I want you on your back or on your front or on your side. I want you upside down
And laughing with your heels in the air. I want you smiling for the camera,
Driving one-handed on the bridge, smoking a Hotrod cigarette. I want you
To be crazy about me. I want you to laugh and laugh and laugh.
Now what I have the most of is silence. I can hold it in my hands
Bottle it, sell it. I take pills to keep it quiet. Say lithium. Say locked ward.
Say you won’t regret it.
I want you spread-eagled on the blacktop. I want you shouting at the top of your lungs.
I want you running so fast not even the Devil can catch you. I want you to tell me Something you’ve never told anyone else. Say secret. Say promise.
Say mood stabilizer. Say I-told-you-so.
I keep my emotions in a jar and take them out when I need to use them. I don’t know
How to be any other way. Say steel cube. Say box-cutter knife.
Say cut me a window. Say make me an opening. Say set me free.
Joanna Acevedo received her BA in Literary Studies from the New School in 2019. She currently studies Fiction at New York University, where she is working on her MFA. Her work has been seen in Track Four, Mikrokosmos, Not Very Quiet, and Rigorous Magazine, among others. She is a Hospitalfield 2020 Interdisciplinary Resident, Goldwater Fellow, Prose Editor at Inklette Magazine and teaches creative writing at NYU.
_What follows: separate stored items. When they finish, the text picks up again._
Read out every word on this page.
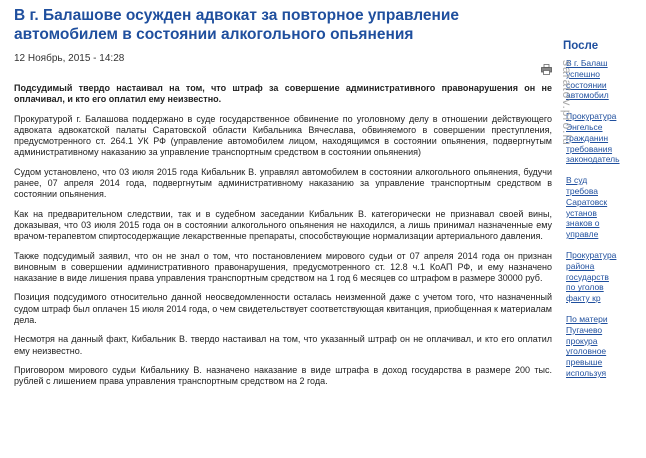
В г. Балашове осужден адвокат за повторное управление автомобилем в состоянии алкогольного опьянения
12 Ноябрь, 2015 - 14:28

Подсудимый твердо настаивал на том, что штраф за совершение административного правонарушения он не оплачивал, и кто его оплатил ему неизвестно.

Прокуратурой г. Балашова поддержано в суде государственное обвинение по уголовному делу в отношении действующего адвоката адвокатской палаты Саратовской области Кибальника Вячеслава, обвиняемого в совершении преступления, предусмотренного ст. 264.1 УК РФ (управление автомобилем лицом, находящимся в состоянии опьянения, подвергнутым административному наказанию за управление транспортным средством в состоянии опьянения)

Судом установлено, что 03 июля 2015 года Кибальник В. управлял автомобилем в состоянии алкогольного опьянения, будучи ранее, 07 апреля 2014 года, подвергнутым административному наказанию за управление транспортным средством в состоянии опьянения.

Как на предварительном следствии, так и в судебном заседании Кибальник В. категорически не признавал своей вины, доказывая, что 03 июля 2015 года он в состоянии алкогольного опьянения не находился, а лишь принимал назначенные ему врачом-терапевтом спиртосодержащие лекарственные препараты, способствующие нормализации артериального давления.

Также подсудимый заявил, что он не знал о том, что постановлением мирового судьи от 07 апреля 2014 года он признан виновным в совершении административного правонарушения, предусмотренного ст. 12.8 ч.1 КоАП РФ, и ему назначено наказание в виде лишения права управления транспортным средством на 1 год 6 месяцев со штрафом в размере 30000 руб.

Позиция подсудимого относительно данной неосведомленности осталась неизменной даже с учетом того, что назначенный судом штраф был оплачен 15 июля 2014 года, о чем свидетельствует соответствующая квитанция, приобщенная к материалам дела.

Несмотря на данный факт, Кибальник В. твердо настаивал на том, что указанный штраф он не оплачивал, и кто его оплатил ему неизвестно.

Приговором мирового судьи Кибальнику В. назначено наказание в виде штрафа в доход государства в размере 200 тыс. рублей с лишением права управления транспортным средством на 2 года.

После
В г. Балаш
успешно
состоянии
автомобил
Прокуратура
Энгельсе
гражданин
требования
законодатель
В суд
требова
Саратовск
установ
знаков о
управле
Прокуратура
района
государств
по уголов
факту кр
По матери
Пугачево
прокура
уголовное
превыше
используя
saratov.pro.lu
"I’m a big believer in poems as gifts, and this poem was written as a gift for my dear friend, Michael Everett. I’m also a sufferer of Bipolar Disorder, and I’ve taken both lithium and atypical antipsychotics, which have saved my life on occasion, which is where the title of the poem comes from. I was inspired both by Shira Erlichman’s book Odes to Lithium and Ocean Vuong’s poem “On Earth We’re Briefly Gorgeous,” where he uses the refrain “Say surrender. Say alabaster. Switchblade.” And so on. So I had those two things knocking around in my head as I was writing.
Before writing, I had just taken an emotionally intense trip to Tampa, Florida, the COVID-19 crisis had just started, and I was getting used to being alone and in quarantine in New York City. I was thinking a lot about mental illness, and the way that love can make you feel crazy, as well as the idea that there are different types of craziness. I guess this poem is really an ode to being in love, and how that makes you feel out of your body, just like how serious mental illnesses can make you feel that way.
This poem is also part of my forthcoming collection with Black Centipede Press, entitled The Pathophysiology Of Longing, which will come out later this year."